IL code, Someone get me explain why ldarg.0 appear twice?

Question

This is the c# code

class SimpleIL { 
        private int f = 2; 
        public void M1() { M2(f); } 
        public void M2(Object p) { Console.WriteLine(p); } 
}

This is the IL of M1 method

 IL_0000:  nop
  IL_0001:  ldarg.0
  IL_0002:  ldarg.0
  IL_0003:  ldfld      int32 ConsoleApplication1.SimpleIL::f
  IL_0008:  box        [mscorlib]System.Int32
  IL_000d:  call       instance void ConsoleApplication1.SimpleIL::M2(object)
  IL_0012:  nop
  IL_0013:  ret

My question is: Why twice ldarg.0?

Answer 1

Ldarg.0 is this in an instance method.

One is to get f, the other is to call M2.

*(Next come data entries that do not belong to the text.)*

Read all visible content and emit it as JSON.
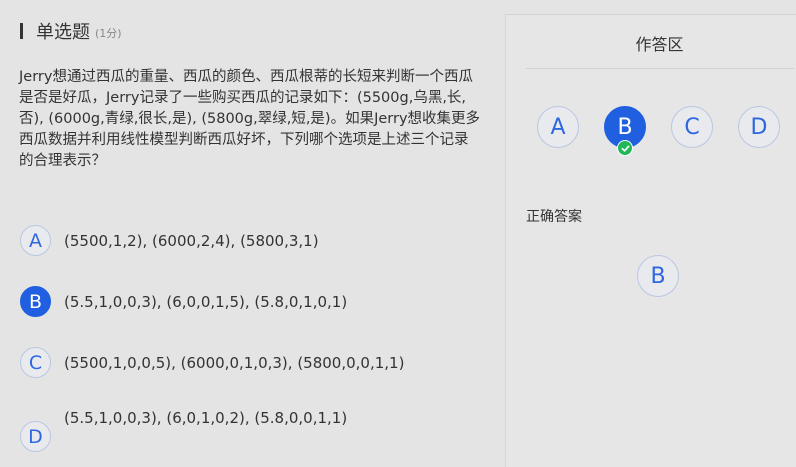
{
  "question": {
    "type_label": "单选题",
    "score_label": "(1分)",
    "text": "Jerry想通过西瓜的重量、西瓜的颜色、西瓜根蒂的长短来判断一个西瓜是否是好瓜，Jerry记录了一些购买西瓜的记录如下：(5500g,乌黑,长,否), (6000g,青绿,很长,是), (5800g,翠绿,短,是)。如果Jerry想收集更多西瓜数据并利用线性模型判断西瓜好坏，下列哪个选项是上述三个记录的合理表示？",
    "options": [
      {
        "letter": "A",
        "text": "(5500,1,2), (6000,2,4), (5800,3,1)",
        "selected": false
      },
      {
        "letter": "B",
        "text": "(5.5,1,0,0,3), (6,0,0,1,5), (5.8,0,1,0,1)",
        "selected": true
      },
      {
        "letter": "C",
        "text": "(5500,1,0,0,5), (6000,0,1,0,3), (5800,0,0,1,1)",
        "selected": false
      },
      {
        "letter": "D",
        "text": "(5.5,1,0,0,3), (6,0,1,0,2), (5.8,0,0,1,1)",
        "selected": false
      }
    ]
  },
  "answer_panel": {
    "title": "作答区",
    "choices": [
      "A",
      "B",
      "C",
      "D"
    ],
    "selected": "B",
    "correct_label": "正确答案",
    "correct_answer": "B"
  },
  "colors": {
    "accent": "#1f5fe0",
    "accent_text": "#2f67e0",
    "success": "#22b85a",
    "background": "#e4e4e4"
  }
}
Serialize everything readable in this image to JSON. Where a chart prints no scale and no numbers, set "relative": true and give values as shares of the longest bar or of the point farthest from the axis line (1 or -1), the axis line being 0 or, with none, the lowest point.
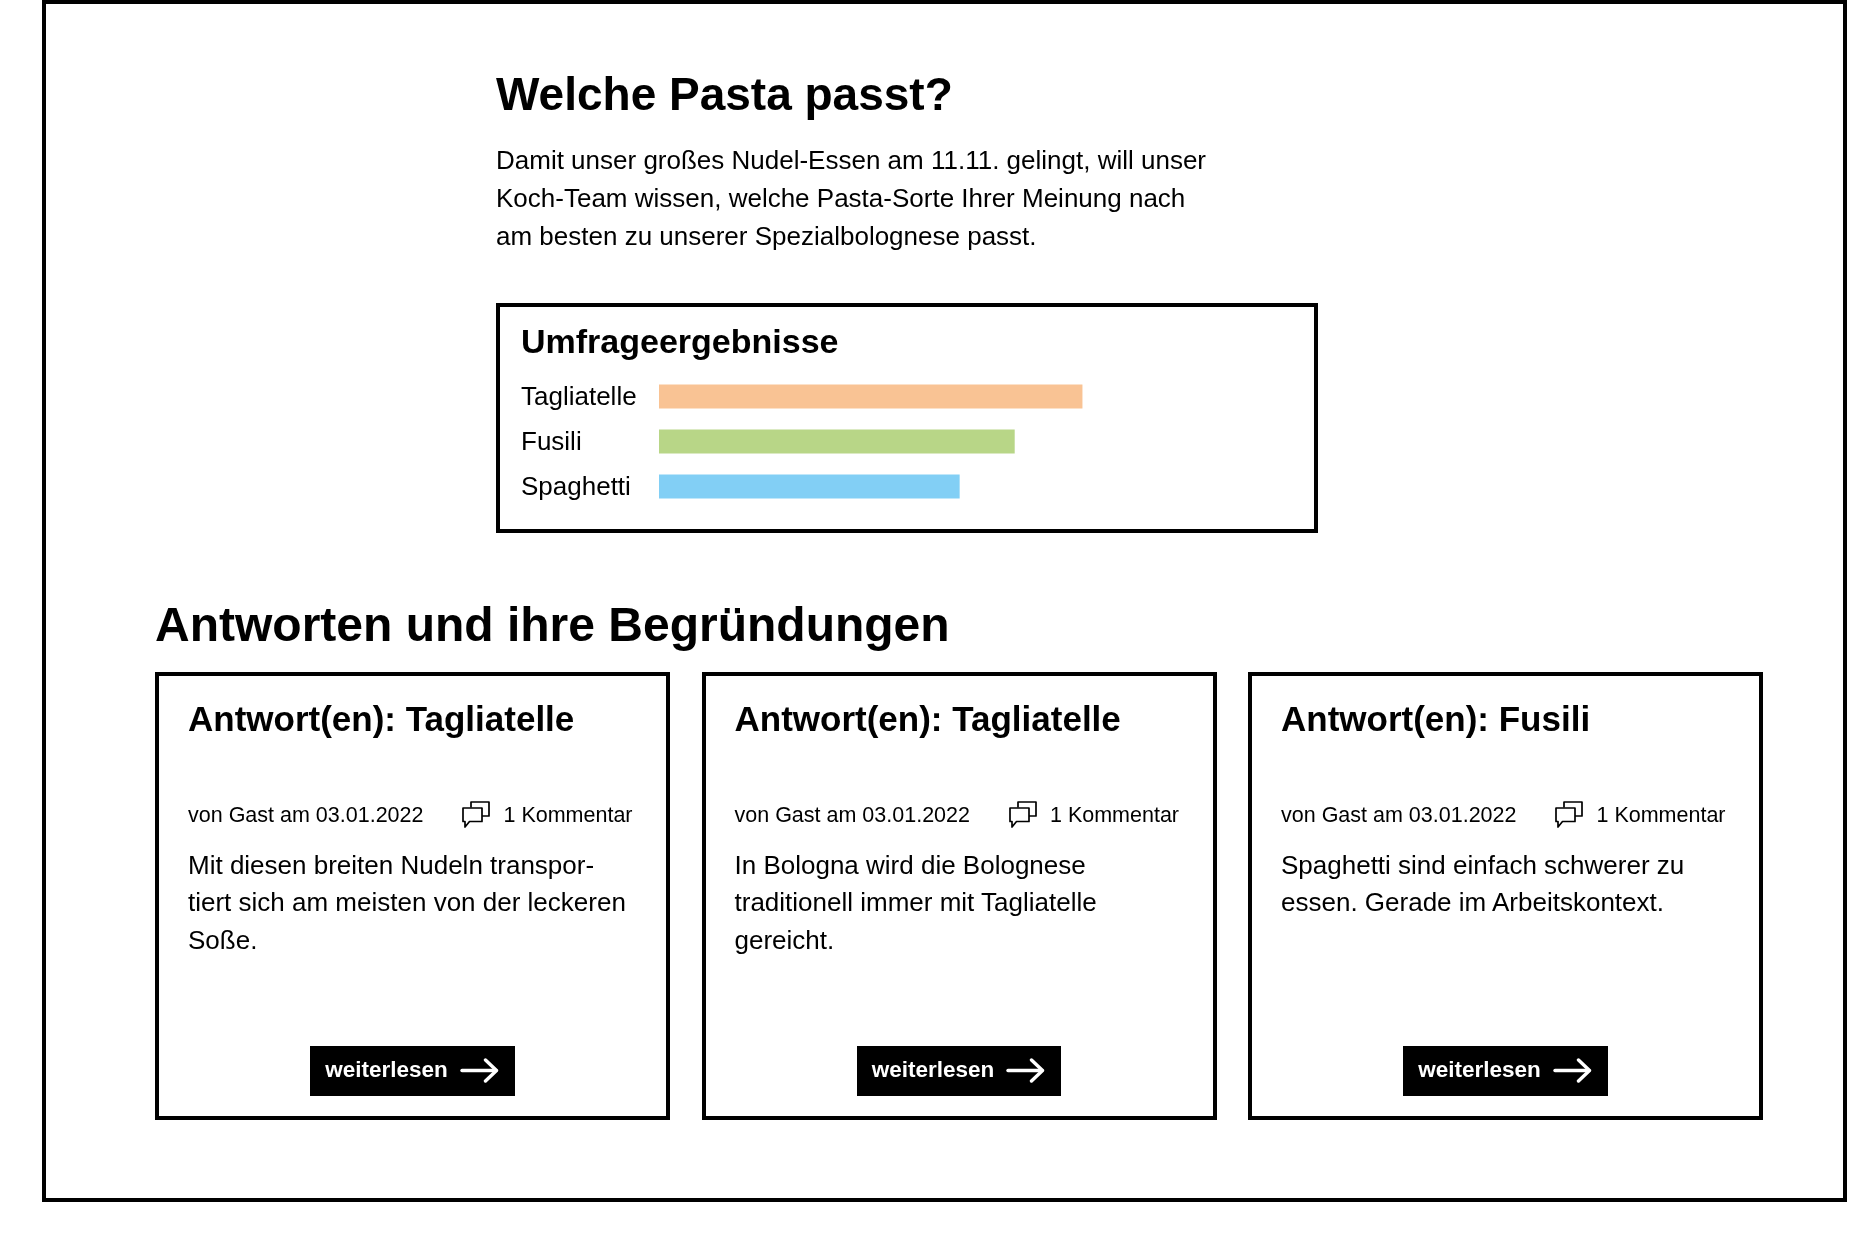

(Technically the second is used first as it is at the top of the stack when f is accessed)

The second could as well be placed just before the call but it doesn't really matter - it just has to be on top of the stack when the call is made.

Answer 2

The IL code can be grouped like this:

IL_0000:  nop

    IL_0001:  ldarg.0

        // get the value for the parameter
        IL_0002:  ldarg.0
        IL_0003:  ldfld      int32 ConsoleApplication1.SimpleIL::f
        IL_0008:  box        [mscorlib]System.Int32

    // call "this.M2(...)", this is already on the stack from before
    IL_000d:  call       instance void ConsoleApplication1.SimpleIL::M2(object)

IL_0012:  nop
IL_0013:  ret

To call a method using IL you do this:

load instance reference on the stack
load argument values on the stack
call method

Here the "instance reference" was loaded onto the stack first, then code to obtain the parameter value was added, which also involved getting an instance reference on the stack, followed by the actual call that uses the instance reference.

Answer 3

The first ldarg.0 loads the this pointer as the this argument for the M2 call onto the stack.

The second ldarg.0 loads the this pointer for accessing the f field.